A few weeks have passed, and the Equifax data breach has been discussed extensively in just about every news outlet. This is an instance where saturated news coverage and never ending analysis is well warranted, with 143 million Americans waiting for the other shoe to drop.
I will take a look at this through the lens of online businesses managing card-not-present fraud. CNP fraud solutions can enhance business value or deplete it, depending on the effectiveness of the solution and fraud environment it is up against. The Equifax breach puts a challenging wrinkle in the CNP fraud landscape, with many online businesses at risk of losing significant value.
The Poor Get Poorer:
When carrying out fraud attacks there are two things fraudsters need most: ample targets and data, both in quantity and variety. Let’s take a look at the latter. There have been so many breaches, that compromised data seems like par for the course. However, this breach stands out from the pack. Both in the amount of data that was compromised and the variety. This was not a name or a birthday, or even a combo, like acquiring a name/credit card. This was Social Security numbers, names, birth dates, addresses, credit cards, and even drivers license numbers. This will fuel more than payment fraud. This will run the gamut: from account takeovers, fraud account openings, and identity fraud to every flavor of scam and abuse you can think of. It is being covered like a different kind of breach because the threat is much greater.
Which brings us to the second component, plenty of targets. Online businesses and ecommerce solve that pretty quickly. All online companies are fair game, but businesses with sub-par fraud solutions that rely on legacy technology and inefficient operations will be picked apart quickly. Fraudsters are adept at finding soft spots and weak defenses. They will stick with a particular target and/or attack method until it is clamped down. Like most humans, they want to maximize value for the time they invest and will not burn valuable resources on little return. Therefore, they follow the path of least resistance. The Equifax breach is a not so friendly reminder of the volatile CNP fraud climate, with large data breaches fanning the flames of an already healthy fire.
Not My Problem:
Sometimes the easy thing to do is blame Amazon. So, I am going to do just that. Not for the breach… but for the usual crime they are saddled with. Amazon whipped up a mix of customer centric, no hassle, efficient, cheap, on-demand ecommerce the likes of which nobody had seen before. Shockingly, people liked this. Amazon transformed not just customer experience but customer expectations. Fraud mitigation is one of many things that does not justify inconveniencing a consumer’s shopping experience.

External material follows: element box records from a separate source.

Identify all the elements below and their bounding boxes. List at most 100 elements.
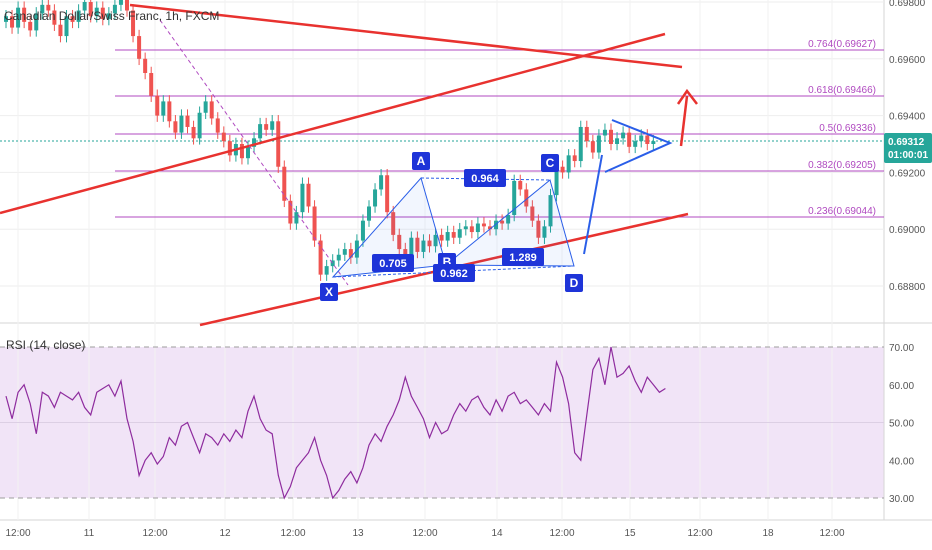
trendline-channel — [0, 32, 666, 215]
harmonic-point-label: X — [325, 285, 333, 299]
candle-body — [572, 155, 577, 162]
harmonic-point-box — [565, 274, 583, 292]
ratio-box — [464, 169, 506, 187]
harmonic-point-box — [320, 283, 338, 301]
candle-body — [360, 220, 365, 241]
candle-body — [282, 166, 287, 201]
candle-body — [566, 155, 571, 173]
candle-body — [16, 7, 21, 28]
candle-body — [379, 175, 384, 190]
candle-body — [445, 232, 450, 241]
candle-body — [264, 124, 269, 130]
ratio-label: 0.705 — [379, 258, 407, 270]
candle-body — [354, 240, 359, 258]
candle-body — [494, 220, 499, 230]
candle-body — [596, 135, 601, 153]
candle-body — [64, 16, 69, 37]
candle-body — [584, 126, 589, 142]
candle-body — [246, 146, 250, 159]
candle-body — [651, 141, 656, 144]
candle-body — [197, 112, 202, 139]
fib-label: 0.382(0.69205) — [808, 160, 876, 171]
candle-body — [161, 101, 166, 116]
candle-body — [518, 180, 523, 190]
candle-body — [560, 166, 565, 173]
candle-body — [433, 234, 438, 247]
candle-body — [548, 195, 553, 227]
candle-body — [367, 206, 371, 221]
candle-body — [28, 21, 33, 31]
ac-line — [420, 177, 551, 181]
candle-body — [70, 16, 75, 22]
candle-body — [475, 223, 480, 233]
candle-body — [227, 141, 232, 156]
candle-body — [342, 249, 347, 255]
candle-body — [324, 266, 329, 275]
candle-body — [300, 183, 305, 213]
rsi-title: RSI (14, close) — [6, 338, 85, 352]
ratio-label: 0.962 — [440, 268, 468, 280]
candle-body — [294, 212, 299, 224]
candle-body — [609, 129, 613, 144]
time-tick-label: 13 — [352, 528, 364, 539]
candle-body — [385, 175, 390, 213]
ratio-box — [372, 254, 414, 272]
price-tick-label: 0.69800 — [889, 0, 926, 9]
candle-body — [512, 180, 517, 215]
ratio-label: 0.964 — [471, 173, 499, 185]
candle-body — [209, 101, 214, 119]
candle-body — [615, 138, 620, 144]
candle-body — [639, 135, 644, 142]
candle-body — [330, 260, 335, 267]
candle-body — [52, 10, 57, 25]
candle-body — [348, 249, 353, 258]
candle-body — [125, 0, 129, 11]
candle-body — [82, 2, 87, 11]
harmonic-point-label: A — [417, 154, 426, 168]
time-tick-label: 12:00 — [142, 528, 167, 539]
time-tick-label: 11 — [84, 528, 95, 539]
candle-body — [391, 212, 396, 235]
candle-body — [173, 121, 178, 133]
harmonic-point-label: D — [570, 276, 579, 290]
current-price: 0.69312 — [888, 137, 925, 148]
rsi-tick-label: 40.00 — [889, 456, 914, 467]
candle-body — [488, 226, 492, 230]
candle-body — [137, 36, 142, 59]
candle-body — [530, 206, 535, 221]
candle-body — [645, 135, 650, 144]
candle-body — [270, 121, 275, 130]
candle-body — [463, 226, 468, 230]
candle-body — [602, 129, 607, 136]
candle-body — [288, 200, 293, 224]
ratio-box — [502, 248, 544, 266]
candle-body — [451, 232, 456, 238]
harmonic-point-label: C — [546, 156, 555, 170]
fib-label: 0.5(0.69336) — [819, 123, 876, 134]
time-tick-label: 12:00 — [5, 528, 30, 539]
candle-body — [191, 126, 196, 139]
candle-body — [524, 189, 529, 207]
candle-body — [258, 124, 263, 139]
price-tick-label: 0.69400 — [889, 112, 926, 123]
candle-body — [22, 7, 27, 22]
fib-label: 0.618(0.69466) — [808, 85, 876, 96]
fib-label: 0.764(0.69627) — [808, 39, 876, 50]
candle-body — [336, 254, 341, 261]
candle-body — [203, 101, 208, 113]
candle-body — [143, 58, 148, 73]
candle-body — [185, 115, 190, 127]
candle-body — [633, 141, 638, 147]
candle-body — [506, 215, 511, 224]
candle-body — [34, 13, 39, 31]
candle-body — [149, 73, 154, 96]
breakout-leg — [583, 154, 603, 255]
candle-body — [373, 189, 378, 207]
chart-title: Canadian Dollar/Swiss Franc, 1h, FXCM — [4, 9, 219, 23]
time-tick-label: 12:00 — [819, 528, 844, 539]
ratio-label: 1.289 — [509, 252, 537, 264]
current-price-tag: 0.69312 01:00:01 — [884, 133, 932, 163]
time-tick-label: 15 — [624, 528, 636, 539]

But come on. With the crazy difficult CNP fraud battle, there has to be some understanding from consumers, right? Considering the massive Equifax data breach, there is sure to be a bit of leeway with customer friction, correct? Sadly, no. Consumers don’t care. If you cite the Equifax data breach as a reason you were over-cautious and canceled young Bobby’s Xbox, all you will be met with is an angry parent. We live in a world where no matter the circumstances, consumers expect not to be inconvenienced. Amazon is not the bad guy. They are just the big guy. The big guy who successfully created the experience to which consumers are addicted, and it’s every company’s job to keep pace.
Effective fraud solutions do just that – they match Amazon’s value. These solutions mitigate fraud under the worst circumstances, while maintaining an experience their customers love. The Equifax breach will be a good test to see what CNP fraud solutions stand strong and which begin to bleed sales and lifetime customers.
One obvious blow is the impact to the Equifax brand. In addition to a credit bureau, Equifax has it’s own suite of anti-fraud technology and solutions. While a breach leaves no company sitting pretty, Equifax’s active presence in fraud prevention adds insult to injury. An insult that is felt strongest in it’s brand equity.
Moving past Equifax, the brand equity of other online companies will be damaged as well. As discussed earlier, when fraudsters get their hands on the right combination of data they can deploy more sophisticated attacks. Account takeovers and opening fraudulent accounts are two examples that have significant impact on brand equity. This type of fraud is an absolute nightmare for consumers. Even though the source of the data breach may be Equifax, the account takeover occurred with Company X. Consumers link the inconvenience and poor security to Company X. Company X will be the one who loses trust, the consumer and value in their brand.
Fraudsters also use compromised data to carry out scams and abuse. Content abuse is a good example. Marketplaces and communities rely on the flow of honest, credible information. Spam, fake reviews, and other malicious content can lead to a terrible user experience and tarnish a company’s brand. As loyal marketplace customers abandon the site, they impact the platform’s growth and profitability. This is just one example of the many forms of abuse that will impact a variety of online verticals.
Everyone knows the Equifax breach has far reaching effects. Consumers scramble to check their financial records, protect their information, freeze their credit file and come to grips with the fact there’s not much more that can be done. It’s a helpless feeling to say the least. However, It’s important to remember that online businesses downstream from the breach also have a tough road ahead. They are bracing for a barrage of fraud attacks that leak value at every turn. On a positive note, sometimes this is just the incentive businesses need to ensure they find the right layers of fraud protection for their business. There’s no time like the present to batten down the hatches and march forward with the confidence your business is protected by solutions that align best to your company’s needs.